Rare Rhino Dies After Semen Collection

Story By:  Anastasia Tsougka, Sub-Editor: Joseph GolderAgency: Central European News

 

A black rhinoceros has died following a medical intervention to extract its semen to help preserve the critically endangered species.

Kata-Kata, a 28-year-old male rhino, died at the The Zoo de Doue in the town of Doue-la-Fontaine in west-central France’s Maine-et-Loire department.

Vets had decided to extract semen from the 1.1-tonne rhino, which had lived for 14 years at the zoo where it was a star attraction, in a bid to inseminate a female rhino, Tisa.

The zoo says the act is “regularly performed for this endangered species” if it has fertility problems or when it is necessary to “safeguard its genetic potential”.

The procedure reportedly went well, under anaesthesia, but while he was sleeping it off, Kata-Kata suffered nerve trauma which prevented him from fully recovering his ability to move.

That put a strain on the rhinoceros’s heart and the zoo’s medical team were unable to save him.

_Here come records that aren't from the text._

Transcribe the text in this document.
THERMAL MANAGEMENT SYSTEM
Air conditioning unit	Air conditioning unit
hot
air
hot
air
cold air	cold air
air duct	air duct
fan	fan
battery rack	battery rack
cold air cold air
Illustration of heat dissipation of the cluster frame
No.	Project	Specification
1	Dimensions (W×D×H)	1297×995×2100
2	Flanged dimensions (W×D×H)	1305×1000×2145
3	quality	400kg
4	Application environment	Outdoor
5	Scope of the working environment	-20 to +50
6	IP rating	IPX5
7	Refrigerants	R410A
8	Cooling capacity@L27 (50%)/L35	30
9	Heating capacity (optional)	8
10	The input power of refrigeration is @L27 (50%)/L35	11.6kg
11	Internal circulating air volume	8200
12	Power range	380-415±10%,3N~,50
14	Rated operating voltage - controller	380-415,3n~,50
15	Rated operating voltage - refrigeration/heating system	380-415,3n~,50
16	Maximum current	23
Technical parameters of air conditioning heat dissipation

The zoo hopes to perpetuate his lineage by successfully inseminating Tisa with the semen collected.

In September 2017, Tisa gave birth to a baby rhino, after mating with Kata-Kata, but it only survived for a few minutes. The birth had been highly anticipated as it was a first for a French zoo.

Kata-Kata’s body will go on display at the Museum of Natural History in the city of Bordeaux in the Gironde department of south-western France.

The black rhinoceros (Diceros bicornis) is critically endangered with just a few thousand remaining in the wild in Africa, compared with several hundred thousand a century ago.